From a business perspective, this translates into:
- Fewer emergency production changes
- Higher plant-level stability
- Less manual firefighting
- More predictable inventory positioning
Importantly, this improvement comes with none additional business rules — only by allowing information to flow across the network.
And the bias comparison is as follows:
| Model | Mean Forecast | Bias (Units) | Bias % |
| GraphSAGE | ~733 | +31 | ~4.5% |
| Naïve | ~701 | 0 | 0% |
At under 5%, the mild forecasting bias GraphSAGE introduces is well inside production-grade limits. The next chart depicts the error within the predictions.

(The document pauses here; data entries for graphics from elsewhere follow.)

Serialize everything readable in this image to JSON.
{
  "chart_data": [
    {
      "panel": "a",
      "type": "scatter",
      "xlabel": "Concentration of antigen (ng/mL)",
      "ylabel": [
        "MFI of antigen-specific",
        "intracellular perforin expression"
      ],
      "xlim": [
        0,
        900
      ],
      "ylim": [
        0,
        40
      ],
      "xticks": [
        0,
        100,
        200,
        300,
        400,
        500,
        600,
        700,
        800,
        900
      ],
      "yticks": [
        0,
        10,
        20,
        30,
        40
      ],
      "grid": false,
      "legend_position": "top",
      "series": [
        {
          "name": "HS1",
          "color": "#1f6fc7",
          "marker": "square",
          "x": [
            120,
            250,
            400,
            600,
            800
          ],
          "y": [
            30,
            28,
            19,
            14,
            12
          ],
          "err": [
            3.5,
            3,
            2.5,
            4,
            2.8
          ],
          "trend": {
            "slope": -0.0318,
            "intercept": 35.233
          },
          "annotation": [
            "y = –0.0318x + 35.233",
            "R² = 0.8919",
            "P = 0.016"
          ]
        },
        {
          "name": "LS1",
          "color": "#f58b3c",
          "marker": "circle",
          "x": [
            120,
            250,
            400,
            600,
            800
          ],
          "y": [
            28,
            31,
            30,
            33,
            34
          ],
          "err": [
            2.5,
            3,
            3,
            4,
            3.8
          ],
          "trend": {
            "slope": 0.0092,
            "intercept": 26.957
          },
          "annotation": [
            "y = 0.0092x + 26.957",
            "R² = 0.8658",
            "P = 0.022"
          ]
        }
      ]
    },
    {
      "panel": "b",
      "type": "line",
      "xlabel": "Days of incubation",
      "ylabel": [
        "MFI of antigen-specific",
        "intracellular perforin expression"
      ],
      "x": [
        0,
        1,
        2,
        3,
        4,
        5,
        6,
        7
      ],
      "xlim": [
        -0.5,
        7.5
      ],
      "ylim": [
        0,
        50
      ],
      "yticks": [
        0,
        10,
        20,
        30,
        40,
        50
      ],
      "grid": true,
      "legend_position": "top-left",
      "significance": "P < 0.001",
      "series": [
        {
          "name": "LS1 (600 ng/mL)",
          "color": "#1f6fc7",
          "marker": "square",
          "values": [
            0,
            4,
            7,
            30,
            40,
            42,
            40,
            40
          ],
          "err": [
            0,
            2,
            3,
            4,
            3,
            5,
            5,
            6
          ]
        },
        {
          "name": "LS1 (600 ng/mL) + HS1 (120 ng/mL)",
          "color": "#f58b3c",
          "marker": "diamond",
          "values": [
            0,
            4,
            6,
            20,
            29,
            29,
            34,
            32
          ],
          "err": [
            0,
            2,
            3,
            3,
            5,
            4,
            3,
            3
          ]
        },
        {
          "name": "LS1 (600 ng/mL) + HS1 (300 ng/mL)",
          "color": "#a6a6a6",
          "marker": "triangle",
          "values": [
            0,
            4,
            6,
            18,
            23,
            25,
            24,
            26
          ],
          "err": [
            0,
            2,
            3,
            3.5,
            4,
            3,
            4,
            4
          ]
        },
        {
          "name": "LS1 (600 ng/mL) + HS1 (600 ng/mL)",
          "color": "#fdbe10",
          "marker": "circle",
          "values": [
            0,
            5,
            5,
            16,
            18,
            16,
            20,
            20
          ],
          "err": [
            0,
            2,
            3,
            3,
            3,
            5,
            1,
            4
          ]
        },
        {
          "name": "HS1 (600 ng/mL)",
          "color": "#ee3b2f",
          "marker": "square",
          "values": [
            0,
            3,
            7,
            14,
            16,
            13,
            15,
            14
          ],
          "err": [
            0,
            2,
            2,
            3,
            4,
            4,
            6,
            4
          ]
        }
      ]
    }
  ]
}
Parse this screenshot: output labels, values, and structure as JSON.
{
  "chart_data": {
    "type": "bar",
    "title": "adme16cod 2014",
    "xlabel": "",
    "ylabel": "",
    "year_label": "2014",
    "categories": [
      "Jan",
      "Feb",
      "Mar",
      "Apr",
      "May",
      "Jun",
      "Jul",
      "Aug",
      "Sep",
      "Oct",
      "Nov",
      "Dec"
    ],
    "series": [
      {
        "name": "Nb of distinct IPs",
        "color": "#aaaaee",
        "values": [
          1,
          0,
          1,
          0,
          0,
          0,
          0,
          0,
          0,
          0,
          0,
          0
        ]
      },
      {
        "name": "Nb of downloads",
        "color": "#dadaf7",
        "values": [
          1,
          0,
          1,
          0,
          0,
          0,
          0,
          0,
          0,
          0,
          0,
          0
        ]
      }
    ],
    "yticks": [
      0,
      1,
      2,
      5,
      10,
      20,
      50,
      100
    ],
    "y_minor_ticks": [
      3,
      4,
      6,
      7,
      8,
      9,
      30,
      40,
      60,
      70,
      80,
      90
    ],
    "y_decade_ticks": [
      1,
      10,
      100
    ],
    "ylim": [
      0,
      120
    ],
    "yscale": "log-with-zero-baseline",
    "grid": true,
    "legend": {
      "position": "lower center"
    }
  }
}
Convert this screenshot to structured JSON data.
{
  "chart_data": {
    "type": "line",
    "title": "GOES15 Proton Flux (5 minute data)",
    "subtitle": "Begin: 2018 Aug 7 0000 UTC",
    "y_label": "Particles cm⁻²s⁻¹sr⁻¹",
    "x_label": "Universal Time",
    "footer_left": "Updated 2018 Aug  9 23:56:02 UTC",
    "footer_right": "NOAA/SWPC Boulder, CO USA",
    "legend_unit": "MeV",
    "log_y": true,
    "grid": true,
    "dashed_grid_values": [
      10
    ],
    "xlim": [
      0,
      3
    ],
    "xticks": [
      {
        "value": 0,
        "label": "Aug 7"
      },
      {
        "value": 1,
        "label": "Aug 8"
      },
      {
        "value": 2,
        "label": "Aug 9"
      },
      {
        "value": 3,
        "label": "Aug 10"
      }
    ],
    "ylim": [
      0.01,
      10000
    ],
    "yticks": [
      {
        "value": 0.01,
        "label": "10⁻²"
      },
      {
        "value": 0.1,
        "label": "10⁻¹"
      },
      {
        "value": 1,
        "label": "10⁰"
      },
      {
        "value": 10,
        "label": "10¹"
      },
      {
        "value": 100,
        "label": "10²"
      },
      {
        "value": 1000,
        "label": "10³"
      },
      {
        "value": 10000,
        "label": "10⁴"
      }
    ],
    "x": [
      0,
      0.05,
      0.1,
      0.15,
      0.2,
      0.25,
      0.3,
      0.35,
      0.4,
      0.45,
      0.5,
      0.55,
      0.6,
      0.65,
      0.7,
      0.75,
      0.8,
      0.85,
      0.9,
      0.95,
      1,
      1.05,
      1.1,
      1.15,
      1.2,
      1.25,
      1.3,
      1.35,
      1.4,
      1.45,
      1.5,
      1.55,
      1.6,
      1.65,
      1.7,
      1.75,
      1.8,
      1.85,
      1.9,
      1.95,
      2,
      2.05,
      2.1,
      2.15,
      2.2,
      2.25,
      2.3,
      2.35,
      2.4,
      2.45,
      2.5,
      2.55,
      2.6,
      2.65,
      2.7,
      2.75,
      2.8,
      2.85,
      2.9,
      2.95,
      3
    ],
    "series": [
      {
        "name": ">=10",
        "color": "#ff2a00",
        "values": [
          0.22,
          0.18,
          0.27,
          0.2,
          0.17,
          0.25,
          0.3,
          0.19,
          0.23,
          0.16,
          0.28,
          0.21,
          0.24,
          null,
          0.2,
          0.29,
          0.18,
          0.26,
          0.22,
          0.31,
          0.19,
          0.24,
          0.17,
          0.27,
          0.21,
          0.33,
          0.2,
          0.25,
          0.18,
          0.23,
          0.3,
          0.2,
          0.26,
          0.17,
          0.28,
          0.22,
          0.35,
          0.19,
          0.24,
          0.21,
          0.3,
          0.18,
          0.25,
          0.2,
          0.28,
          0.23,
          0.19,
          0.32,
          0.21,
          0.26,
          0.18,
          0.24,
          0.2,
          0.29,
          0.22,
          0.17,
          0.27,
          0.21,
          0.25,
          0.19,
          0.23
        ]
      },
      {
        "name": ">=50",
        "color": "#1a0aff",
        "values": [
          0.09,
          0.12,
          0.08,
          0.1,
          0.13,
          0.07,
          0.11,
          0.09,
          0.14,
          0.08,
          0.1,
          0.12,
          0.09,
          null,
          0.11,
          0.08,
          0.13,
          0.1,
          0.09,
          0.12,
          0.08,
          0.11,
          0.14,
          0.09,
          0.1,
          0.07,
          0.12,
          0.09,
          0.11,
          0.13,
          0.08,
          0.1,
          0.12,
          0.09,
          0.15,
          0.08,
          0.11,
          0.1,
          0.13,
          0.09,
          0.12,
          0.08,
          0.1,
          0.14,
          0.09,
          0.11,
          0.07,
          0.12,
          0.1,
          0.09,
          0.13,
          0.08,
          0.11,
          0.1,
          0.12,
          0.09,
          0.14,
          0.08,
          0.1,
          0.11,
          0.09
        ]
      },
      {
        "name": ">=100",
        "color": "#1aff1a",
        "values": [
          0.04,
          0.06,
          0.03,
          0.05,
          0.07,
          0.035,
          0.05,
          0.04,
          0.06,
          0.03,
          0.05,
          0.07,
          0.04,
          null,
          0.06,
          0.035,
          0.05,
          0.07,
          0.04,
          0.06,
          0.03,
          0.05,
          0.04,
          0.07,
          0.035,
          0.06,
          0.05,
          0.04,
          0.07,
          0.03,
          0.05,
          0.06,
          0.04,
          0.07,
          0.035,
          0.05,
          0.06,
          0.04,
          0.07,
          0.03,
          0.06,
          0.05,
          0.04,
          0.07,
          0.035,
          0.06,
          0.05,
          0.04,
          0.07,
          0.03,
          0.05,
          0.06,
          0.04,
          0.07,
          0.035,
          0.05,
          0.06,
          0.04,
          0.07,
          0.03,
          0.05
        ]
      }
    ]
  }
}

It may possibly be observed that:
- Error is negligible for a lot of the forecasts. Recall from the temporal evaluation that sparsity in sales is 46%. This shows that the model has learned this, and is accurately predicting “Zero” (or very near it) for those SKU-days, creating the height at the middle.
- The form of the bell curve is tall and narrow, which indicates high precision. Most errors are tiny and clustered around zero.
- There’s little skew of the bell curve from the middle line, confirming the low bias of we calculated.
In practice, many organizations already bias forecasts deliberately to guard service levels, fairly than risk stock-outs.
Let’s have a look at the impact on the SKU level. The next chart shows the forecasts for the highest 4 SKUs by volume, denoted by red dotted lines, against the actuals.

A number of observations:
- The forecast is reactive in nature. As marked in green circles in the primary chart, the forecast follows the actual on the way in which up, and in addition down without anticipating the following peak well. It is because GraphSAGE considers all relations to be homogeneous (equally essential), which is just not true in point of fact.
- The model under-predicts extreme spikes and compresses the upper tail aggressively. GraphSAGE prefers stability and smoothing.
Here’s a chart showing the performance across SKUs with non-zero volumes. Two threshold lines are marked at WAPE of 60% and 75%. 3 of the 4 highest volume SKUs have a WAPE < 60% with the fourth one just above. From a planning perspective, this is a strong and balanced forecast.

Takeaway
Graph neural networks do greater than improve forecasts — they modify how demand is known. While not perfect, GraphSAGE demonstrates that structure matters greater than model complexity.
As an alternative of treating each SKU as an independent problem, it allows planners to reason over the availability chain as a connected system.
In manufacturing, that shift — from isolated accuracy to network-aware decision-making — is where forecasting begins to create real economic value.
What’s next? From Connections to Meaning
GraphSAGE showed us something powerful: SKUs don’t live in isolation — they live in networks.
But in our current model, every relationship is treated as equal.
In point of fact, that is just not how supply chains work.
A shared plant creates very different dynamics than a shared product group. A shared warehouse matters in another way from a shared brand family. Some relationships propagate demand shocks. Others dampen them.
GraphSAGE can see that SKUs are connected — nevertheless it cannot learn how or why they’re connected.
That’s where Heterogeneous Graph Transformers (HGT) are available in.
HGT allows the model to learn different behaviors for several types of relationships — letting it weigh, for instance, whether plant capability, product substitution, or logistics constraints should matter more for a given forecast.
In the following article, I’ll show how moving from “all edges are equal” to relationship-aware learning unlocks the following level of forecasting accuracy — and improves the standard of forecast by adding meaning to the network.
That’s where graph-based demand forecasting becomes truly operational.
Reference
SupplyGraph: A Benchmark Dataset for Supply Chain Planning using Graph Neural Networks : Authors: Azmine Toushik Wasi, MD Shafikul Islam, Adipto Raihan Akib
Images utilized in this text are synthetically generated. Charts and underlying code created by me.